E’ un must, ormai è divenuta una triste consuetudine, aprire la posta e ritrovarsi decine di mail di cittadini, di organizzazioni di categoria, ma anche di politici e a volte persino di enti che in un modo o nell’altro parlano della crisi. Decine di note, di comunicati stampa che fanno riferimento alla crisi economica, alle difficoltà delle famiglie e delle imprese. I tassi di disoccupazione che crescono, le aziende che chiudono, i tanti lavoratori che sono o stando entrando in cassa integrazione. Una consuetudine, certo, alla quale pian piano ci stiamo facendo l’abitudine, e dire che questa terra, un tempo, era definita l’isola nell’Isola.
Certo la crisi viene da lontano, le cause, come tutti sanno, non sono neppure italiane, ma non per questo si può stare con le mani in mano.

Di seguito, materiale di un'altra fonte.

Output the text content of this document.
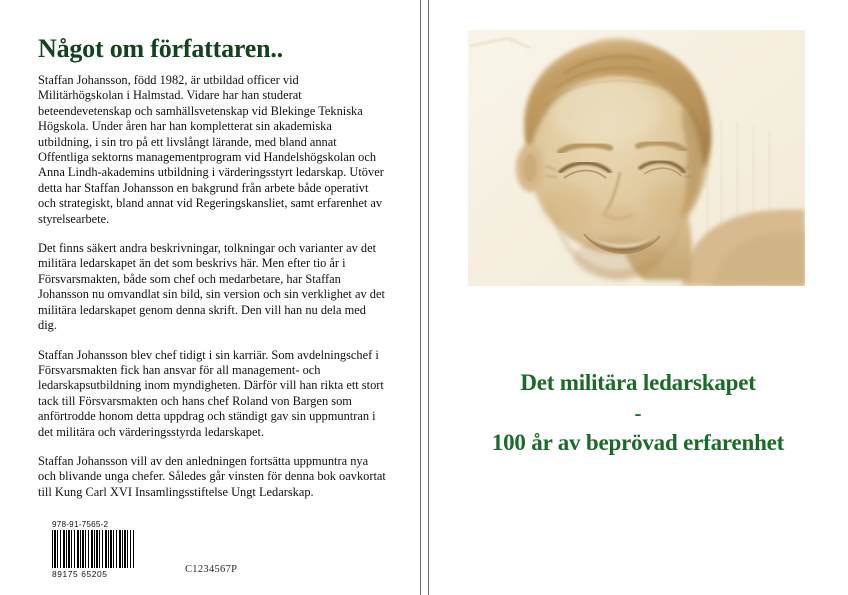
Något om författaren..

Staffan Johansson, född 1982, är utbildad officer vid Militärhögskolan i Halmstad. Vidare har han studerat beteendevetenskap och samhällsvetenskap vid Blekinge Tekniska Högskola. Under åren har han kompletterat sin akademiska utbildning, i sin tro på ett livslångt lärande, med bland annat Offentliga sektorns managementprogram vid Handelshögskolan och Anna Lindh-akademins utbildning i värderingsstyrt ledarskap. Utöver detta har Staffan Johansson en bakgrund från arbete både operativt och strategiskt, bland annat vid Regeringskansliet, samt erfarenhet av styrelsearbete.

Det finns säkert andra beskrivningar, tolkningar och varianter av det militära ledarskapet än det som beskrivs här. Men efter tio år i Försvarsmakten, både som chef och medarbetare, har Staffan Johansson nu omvandlat sin bild, sin version och sin verklighet av det militära ledarskapet genom denna skrift. Den vill han nu dela med dig.

Staffan Johansson blev chef tidigt i sin karriär. Som avdelningschef i Försvarsmakten fick han ansvar för all management- och ledarskapsutbildning inom myndigheten. Därför vill han rikta ett stort tack till Försvarsmakten och hans chef Roland von Bargen som anförtrodde honom detta uppdrag och ständigt gav sin uppmuntran i det militära och värderingsstyrda ledarskapet.

Staffan Johansson vill av den anledningen fortsätta uppmuntra nya och blivande unga chefer. Således går vinsten för denna bok oavkortat till Kung Carl XVI Insamlingsstiftelse Ungt Ledarskap.

978-91-7565-2
89175 65205	C1234567P
Det militära ledarskapet
-
100 år av beprövad erfarenhet
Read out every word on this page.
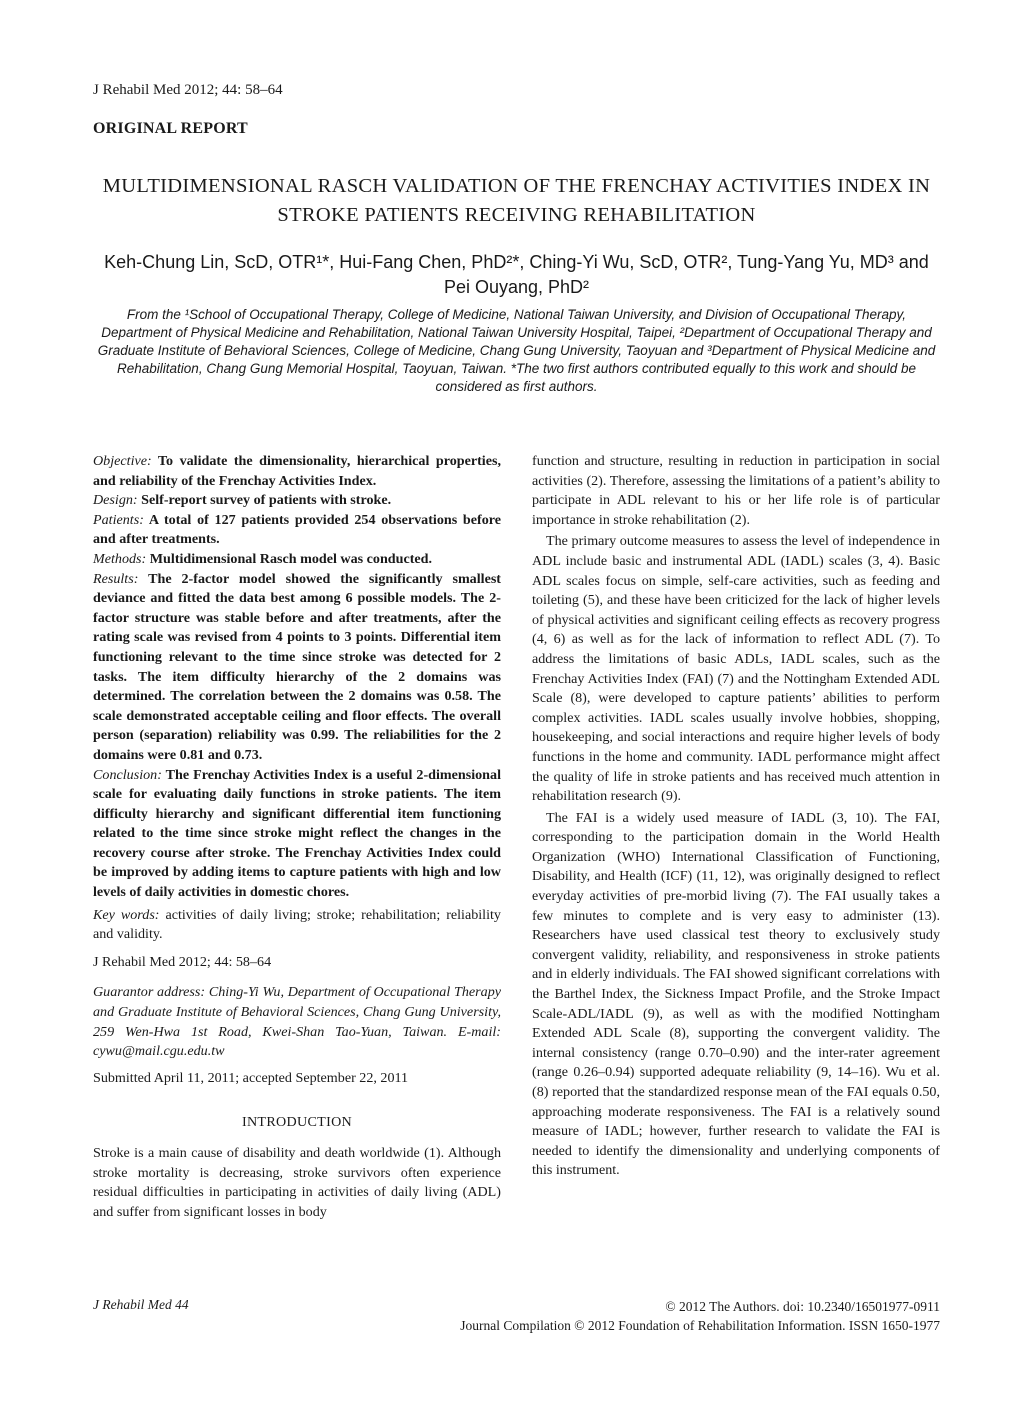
J Rehabil Med 2012; 44: 58–64
ORIGINAL REPORT
MULTIDIMENSIONAL RASCH VALIDATION OF THE FRENCHAY ACTIVITIES INDEX IN STROKE PATIENTS RECEIVING REHABILITATION
Keh-Chung Lin, ScD, OTR¹*, Hui-Fang Chen, PhD²*, Ching-Yi Wu, ScD, OTR², Tung-Yang Yu, MD³ and Pei Ouyang, PhD²
From the ¹School of Occupational Therapy, College of Medicine, National Taiwan University, and Division of Occupational Therapy, Department of Physical Medicine and Rehabilitation, National Taiwan University Hospital, Taipei, ²Department of Occupational Therapy and Graduate Institute of Behavioral Sciences, College of Medicine, Chang Gung University, Taoyuan and ³Department of Physical Medicine and Rehabilitation, Chang Gung Memorial Hospital, Taoyuan, Taiwan. *The two first authors contributed equally to this work and should be considered as first authors.

Objective: To validate the dimensionality, hierarchical properties, and reliability of the Frenchay Activities Index.

Design: Self-report survey of patients with stroke.

Patients: A total of 127 patients provided 254 observations before and after treatments.

Methods: Multidimensional Rasch model was conducted.

Results: The 2-factor model showed the significantly smallest deviance and fitted the data best among 6 possible models. The 2-factor structure was stable before and after treatments, after the rating scale was revised from 4 points to 3 points. Differential item functioning relevant to the time since stroke was detected for 2 tasks. The item difficulty hierarchy of the 2 domains was determined. The correlation between the 2 domains was 0.58. The scale demonstrated acceptable ceiling and floor effects. The overall person (separation) reliability was 0.99. The reliabilities for the 2 domains were 0.81 and 0.73.

Conclusion: The Frenchay Activities Index is a useful 2-dimensional scale for evaluating daily functions in stroke patients. The item difficulty hierarchy and significant differential item functioning related to the time since stroke might reflect the changes in the recovery course after stroke. The Frenchay Activities Index could be improved by adding items to capture patients with high and low levels of daily activities in domestic chores.

Key words: activities of daily living; stroke; rehabilitation; reliability and validity.

J Rehabil Med 2012; 44: 58–64

Guarantor address: Ching-Yi Wu, Department of Occupational Therapy and Graduate Institute of Behavioral Sciences, Chang Gung University, 259 Wen-Hwa 1st Road, Kwei-Shan Tao-Yuan, Taiwan. E-mail: cywu@mail.cgu.edu.tw

Submitted April 11, 2011; accepted September 22, 2011

INTRODUCTION

Stroke is a main cause of disability and death worldwide (1). Although stroke mortality is decreasing, stroke survivors often experience residual difficulties in participating in activities of daily living (ADL) and suffer from significant losses in body

function and structure, resulting in reduction in participation in social activities (2). Therefore, assessing the limitations of a patient’s ability to participate in ADL relevant to his or her life role is of particular importance in stroke rehabilitation (2).

The primary outcome measures to assess the level of independence in ADL include basic and instrumental ADL (IADL) scales (3, 4). Basic ADL scales focus on simple, self-care activities, such as feeding and toileting (5), and these have been criticized for the lack of higher levels of physical activities and significant ceiling effects as recovery progress (4, 6) as well as for the lack of information to reflect ADL (7). To address the limitations of basic ADLs, IADL scales, such as the Frenchay Activities Index (FAI) (7) and the Nottingham Extended ADL Scale (8), were developed to capture patients’ abilities to perform complex activities. IADL scales usually involve hobbies, shopping, housekeeping, and social interactions and require higher levels of body functions in the home and community. IADL performance might affect the quality of life in stroke patients and has received much attention in rehabilitation research (9).

The FAI is a widely used measure of IADL (3, 10). The FAI, corresponding to the participation domain in the World Health Organization (WHO) International Classification of Functioning, Disability, and Health (ICF) (11, 12), was originally designed to reflect everyday activities of pre-morbid living (7). The FAI usually takes a few minutes to complete and is very easy to administer (13). Researchers have used classical test theory to exclusively study convergent validity, reliability, and responsiveness in stroke patients and in elderly individuals. The FAI showed significant correlations with the Barthel Index, the Sickness Impact Profile, and the Stroke Impact Scale-ADL/IADL (9), as well as with the modified Nottingham Extended ADL Scale (8), supporting the convergent validity. The internal consistency (range 0.70–0.90) and the inter-rater agreement (range 0.26–0.94) supported adequate reliability (9, 14–16). Wu et al. (8) reported that the standardized response mean of the FAI equals 0.50, approaching moderate responsiveness. The FAI is a relatively sound measure of IADL; however, further research to validate the FAI is needed to identify the dimensionality and underlying components of this instrument.

J Rehabil Med 44	© 2012 The Authors. doi: 10.2340/16501977-0911
Journal Compilation © 2012 Foundation of Rehabilitation Information. ISSN 1650-1977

Gli imprenditori, magari quelli bravi, i più illuminati, cercano di stare a galla, fanno sacrifici, si ingegnano, investono, provano a difendere la loro fetta di mercato, gli altri, sopravvivono, tirano la cinghia, chiedono pure un sforzo ai loro lavoratori nella sola speranza di non chiudere.
Parlavamo di consuetudine, un’abitudine, però, che diventa fastidiosa se non addirittura irritante quando a parlare di crisi sono gli Enti, i politici, le organizzazioni datoriali. Da loro ci si aspetterebbe qualcosa di più, degli interventi incisivi, delle politiche concrete in favore delle imprese. Invece cosa fanno? Si riuniscono, parlano, discutono, redigono pure dei documenti, che poi non hanno nessun seguito reale.
Poche settimane fa, per esempio, Ragusa è stata teatro di una kermesse di respiro nazionale, che ha visto la partecipazione di oltre 700 presenze di cui 150 autorità politiche e istituzionali e massime personalità della Commissione Europea, del Governo nazionale e del Governo Regionale oltre al gotha di Confindustria Sicilia, alla fine hanno deciso che bisogna “rimettere al centro del dibattito politico l’industria manifatturiera, abolire ogni forma di clientela, puntare sulle competenze, sostenere il percorso di internazionalizzazione delle pmi e rilanciare il sistema delle infrastrutture”. Occorreva un convegno per scoprire ciò?
Per fortuna però questo è un convegno privato, che al contribuente non è costato nulla, se ignoriamo i viaggi dei vari politici, ben altra faccenda, invece, sono le manifestazioni organizzate dalle istituzioni, queste sì che sono a carico del contribuente. Il format è lo stesso, anche in questi casi nomi di spicco, affitto di sale, grandi discussioni, promesse, per giungere infine alle stesse conclusioni: “il valore dell’internazionalizzare”, “l’importanza di fare sistema”, “il bisogno di valorizzare il territorio”.
L’incapacità del mondo politico ad affrontare questi temi si palesa in tutta la sua evidenza con le “elemosine di Stato” ovvero con gli aiuti a pioggia dei vari servizi sociali o di qualche altro assessorato, buoni solo ad elargire un po’ di denari, che a nulla servono se non a ripulirsi la coscienza. Incapaci di risolvere le vere problematiche sociali difendono uno status quo fatto di tasse e tributi.
A fare da cappello a tutto ciò, come una conseguenza naturale della crisi, ci sono pure quegli imprenditori che, cercando di sopravvivere, si muovono tra le pieghe della legge. I controlli della Polizia e dell’Inail, è cronaca di oggi, che hanno rilevato delle irregolarità in alcuni locali di Ragusa, hanno una valenza estremamente positiva, non tanto per l’attività repressiva, ma perché riequilibrano il mercato, questi imprenditori, infatti, con loro concorrenza sleale inquinano il mercato eludendo la legge a differenza di quegli altri che, tra mille difficoltà, cercano di andare avanti.